Я стоял и смотрел на пожар, сотворённый моими руками; и я понимал, что в груди у меня всё пусто и выжжено, как и в её осиротевшем пылающем доме. Дьяволица ускользнула в ад и унесла с собой моё сердце. Я воочию видел, как её белые мёртвые пальцы отпускают его, и оно, точно камень, уходит на дно пахнущей ржавчиной красной лужи. А потом его настигает огонь и превращает в нечто тошнотворно обгоревшее и чёрное. Но ледяные тонкие пальцы снова сжимают его, сжимают до хруста, и слышится вопль и вой, и горящие капли малиновой крови — моей, не её, — одна за другой растворяются в рыжей остывшей воде…

… Я закричал…


Я уехал из города и поселился в глуши, возле сельского кладбища, где положили мою Изабель и моё сожжённое сердце. Я знал, что глубоко под землёй почерневшие пальцы всё ещё держат, тискают его…

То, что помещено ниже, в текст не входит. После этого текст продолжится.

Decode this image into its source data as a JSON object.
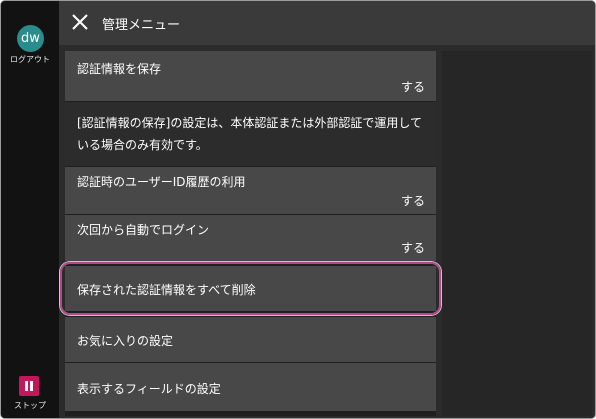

Не знаю, что обо мне говорили соседи. Полагаю, что я им казался весьма эксцентричной персоной. Молодой человек, живущий один в роскошном, но безнадёжно запущенном доме, сорящий деньгами, но ко всему равнодушный. Я сторонился людей, словно раненый дикий зверь, а ночью бродил по округе, точно неприкаянная грешная душа. И то, и другое вполне соответствовало истине.

Дни неизбежно сливались и мерно текли, точно чёрная патока, точно кровь из её рассечённых запястий…

Я думал только о ней. Об Изабель. О призрачном блике её лица над застывшей рубиновой гладью…

Моё сердце, моя любовь. Встретимся в аду.


…В кустах послышался смутный шорох. Я увидел окружность белого мучнистого лица. Берта.

— Берта, Берта, иди-ка сюда! — вдруг подозвал я.

Она подошла. Я резко схватил её за покорные плечи — мягкие, словно набитые ватой, — и повалил на могильную плиту. Она завозилась на спине, как черепаха, но тут же затихла, бесстыдно раскинув пухлые ноги тряпичной куклы.

Абсолютно пустые глаза смотрели, не видя. Они отражали только слепую синюю ночь. Светлые волосы казались перламутровыми.

Я вынул из кармана перочинный нож и нежно, будто лаская, провёл остриём по туго изогнутой шее. Она не вздрогнула, не издала ни единого звука. Только мокрый розовый ковш нижней губы трепетал, точно у рыбы…

Я замахнулся и перерезал ей горло.

Кровь потекла и покрыла могильный камень багровым кружевом. Глаза остались широко раскрытыми — словно окна, распахнутые в ночь, навстречу алому зареву.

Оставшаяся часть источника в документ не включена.